Hadrian, a California-based company using artificial intelligence to modernize manufacturing, has announced plans for a 270,000-square-foot advanced facility in the city’s Pecos Advanced Manufacturing Zone, known as Factory 3. The project is estimated to cost $200 million and is expected to create 350 high-quality jobs.
“Hadrian’s decision to build Factory 3 in Mesa further establishes our city as a leading destination for innovation and advanced manufacturing,” says Mesa Vice Mayor Scott Somers. “This significant investment will strengthen our local economy and reinforce our position as a critical hub in America’s manufacturing resurgence.”
Rather than focus solely on outputs, Hadrian’s approach centers on how things are built. The company combines software with skilled labor to create “full-stack factory autonomy” for defense and aerospace customers, producing everything from precision-machined parts to mission-critical assemblies.

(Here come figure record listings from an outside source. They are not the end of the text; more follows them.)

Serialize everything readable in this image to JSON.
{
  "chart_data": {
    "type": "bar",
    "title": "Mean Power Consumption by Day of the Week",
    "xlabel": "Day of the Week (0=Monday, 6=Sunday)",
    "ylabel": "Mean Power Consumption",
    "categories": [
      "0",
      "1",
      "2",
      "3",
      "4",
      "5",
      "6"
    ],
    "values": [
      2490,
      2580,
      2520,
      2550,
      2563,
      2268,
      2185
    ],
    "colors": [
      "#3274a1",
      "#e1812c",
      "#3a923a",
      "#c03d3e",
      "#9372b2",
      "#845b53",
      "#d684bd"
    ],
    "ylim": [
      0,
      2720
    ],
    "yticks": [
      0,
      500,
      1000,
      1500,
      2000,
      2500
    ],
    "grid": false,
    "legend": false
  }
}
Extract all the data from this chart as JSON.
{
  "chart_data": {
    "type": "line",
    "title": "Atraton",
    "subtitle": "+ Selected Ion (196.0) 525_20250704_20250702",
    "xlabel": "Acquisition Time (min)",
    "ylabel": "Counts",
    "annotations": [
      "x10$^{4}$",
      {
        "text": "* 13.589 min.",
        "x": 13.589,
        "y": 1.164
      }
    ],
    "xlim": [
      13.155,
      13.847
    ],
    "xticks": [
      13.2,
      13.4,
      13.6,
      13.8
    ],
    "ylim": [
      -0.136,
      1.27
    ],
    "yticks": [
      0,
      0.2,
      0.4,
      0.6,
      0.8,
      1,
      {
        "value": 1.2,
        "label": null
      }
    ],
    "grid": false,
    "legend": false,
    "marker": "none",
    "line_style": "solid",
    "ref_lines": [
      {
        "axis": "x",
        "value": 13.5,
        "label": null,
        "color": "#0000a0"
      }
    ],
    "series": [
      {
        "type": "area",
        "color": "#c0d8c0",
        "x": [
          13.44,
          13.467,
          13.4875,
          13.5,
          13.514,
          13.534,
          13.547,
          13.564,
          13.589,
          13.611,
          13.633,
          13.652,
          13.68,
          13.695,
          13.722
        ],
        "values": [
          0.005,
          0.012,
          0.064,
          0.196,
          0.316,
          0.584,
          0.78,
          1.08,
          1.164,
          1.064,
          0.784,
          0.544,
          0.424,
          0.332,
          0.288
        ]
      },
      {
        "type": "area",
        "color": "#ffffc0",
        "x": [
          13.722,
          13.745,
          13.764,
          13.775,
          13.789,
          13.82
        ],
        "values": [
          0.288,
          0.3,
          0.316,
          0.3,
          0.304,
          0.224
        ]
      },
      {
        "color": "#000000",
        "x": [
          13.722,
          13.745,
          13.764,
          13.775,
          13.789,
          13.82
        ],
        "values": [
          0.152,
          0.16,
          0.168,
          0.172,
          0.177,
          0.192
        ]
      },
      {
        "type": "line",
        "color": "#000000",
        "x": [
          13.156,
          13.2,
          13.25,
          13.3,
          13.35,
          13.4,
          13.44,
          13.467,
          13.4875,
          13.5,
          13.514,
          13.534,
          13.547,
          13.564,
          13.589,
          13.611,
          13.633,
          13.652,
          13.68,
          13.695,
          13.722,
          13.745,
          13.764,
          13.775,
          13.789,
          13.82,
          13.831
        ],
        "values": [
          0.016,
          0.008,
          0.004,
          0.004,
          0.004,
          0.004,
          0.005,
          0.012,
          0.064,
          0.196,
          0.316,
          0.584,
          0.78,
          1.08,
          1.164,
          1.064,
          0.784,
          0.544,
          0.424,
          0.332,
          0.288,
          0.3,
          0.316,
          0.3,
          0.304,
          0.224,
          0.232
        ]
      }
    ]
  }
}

“We view our job as to reindustrialize the country,” says Chris Power, Hadrian’s founder and CEO. “It’s these systems’ autonomous factories and a new American workforce that’s the real product.”
The Mesa site will be four times the size of Hadrian’s first facility in California, marking a strategic expansion into sectors such as welding, casting and additive manufacturing. Arizona, Power notes, offered fast permitting, reliable infrastructure and a workforce eager to build.
“This isn’t about replacing workers,” he says. “It’s about enabling them with both technology and the American spirit.”
As Hadrian breaks ground in Mesa, the facility is slated to open in 2026. Hadrian’s project is just another example of how Mesa is joining a growing network of communities helping to reestablish U.S. manufacturing strength, one high-tech facility at a time.